Control of the world’s key international hubs is a key driver of structural change in the airline industry in 2008. Generally speaking, the more congested the hub, due to strong passenger demand, the greater the level of interest in airlines operating there.
At the weekend, some details of the “strategic partnership” emerged, including that the parents of both Air China and China Eastern would purchase new shares in the Shanghai-based carrier, lifting Air China’s parent’s interest to 30% and delivering a USD1.9 billion cash injection into China Eastern.
Cooperation would centre on the establishment of a cargo JV (potentially providing much-needed consolidation of cargo capacity in the Mainland). But most importantly, Air China would help China Eastern form an "operations hub" in Shanghai to strengthen the use of its route network and other resources.
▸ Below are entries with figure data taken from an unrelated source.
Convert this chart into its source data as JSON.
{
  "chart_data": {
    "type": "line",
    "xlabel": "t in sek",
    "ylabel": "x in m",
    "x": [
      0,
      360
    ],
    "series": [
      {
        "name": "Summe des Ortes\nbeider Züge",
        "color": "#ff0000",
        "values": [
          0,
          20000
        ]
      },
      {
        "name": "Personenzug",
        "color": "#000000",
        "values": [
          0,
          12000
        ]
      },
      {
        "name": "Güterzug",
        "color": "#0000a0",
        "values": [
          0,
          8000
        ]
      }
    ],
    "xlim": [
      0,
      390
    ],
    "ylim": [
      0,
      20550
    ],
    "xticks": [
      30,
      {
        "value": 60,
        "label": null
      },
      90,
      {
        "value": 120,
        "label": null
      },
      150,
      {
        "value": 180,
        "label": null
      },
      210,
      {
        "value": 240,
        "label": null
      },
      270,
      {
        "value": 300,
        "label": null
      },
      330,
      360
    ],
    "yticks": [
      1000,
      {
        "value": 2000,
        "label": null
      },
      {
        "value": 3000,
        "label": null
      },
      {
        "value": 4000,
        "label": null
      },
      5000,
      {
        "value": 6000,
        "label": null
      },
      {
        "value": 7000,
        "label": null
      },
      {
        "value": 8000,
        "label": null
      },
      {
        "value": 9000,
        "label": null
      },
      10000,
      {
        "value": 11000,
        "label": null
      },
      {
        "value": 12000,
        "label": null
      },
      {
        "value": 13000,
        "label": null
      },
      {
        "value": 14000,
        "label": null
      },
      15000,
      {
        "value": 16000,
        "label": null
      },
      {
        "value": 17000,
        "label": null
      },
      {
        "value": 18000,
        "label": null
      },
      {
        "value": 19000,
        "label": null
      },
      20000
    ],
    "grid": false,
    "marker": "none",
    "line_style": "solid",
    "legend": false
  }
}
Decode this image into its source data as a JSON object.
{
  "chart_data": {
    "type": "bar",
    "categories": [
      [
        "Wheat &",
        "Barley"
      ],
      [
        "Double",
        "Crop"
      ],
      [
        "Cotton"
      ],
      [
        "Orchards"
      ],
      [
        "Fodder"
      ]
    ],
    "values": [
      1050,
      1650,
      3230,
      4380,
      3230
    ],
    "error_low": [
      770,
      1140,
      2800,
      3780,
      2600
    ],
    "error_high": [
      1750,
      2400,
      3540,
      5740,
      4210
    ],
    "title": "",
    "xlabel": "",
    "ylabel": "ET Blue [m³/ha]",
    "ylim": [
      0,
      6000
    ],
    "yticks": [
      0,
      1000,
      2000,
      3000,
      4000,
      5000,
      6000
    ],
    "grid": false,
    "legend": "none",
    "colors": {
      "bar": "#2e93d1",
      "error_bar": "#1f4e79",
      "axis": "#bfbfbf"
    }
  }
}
Virgin Atlantic Airways – another key Heathrow player – could also come up for grabs this year, as Singapore Airlines seeks to sell its 49% holding in the UK carrier. SIA’s focus these days is firmly on the Asian growth markets and on China in particular.
In the US, several lucrative hubs, including Atlanta, Chicago, San Francisco, Washington DC and Detroit are in play as Northwest Airlines, Delta Air Lines and United Airlines consider their merger options. United will reportedly shift its attention to Continental Airlines if it is unsuccessful in brokering a deal with Delta. Lufthansa, which controls 30% minus one share of bmi, has recently acquired 19% of JetBlue, which controls approximately 30% of slots at New York’s JFK Airport – where slot auctions could soon become a reality.
Spurred by liberalisation, international airline investment strategy (of the major incumbent airlines) is increasingly becoming a game of real estate – those with the most slots at the best airports win. Little wonder airports remain the best investments in the aviation sector.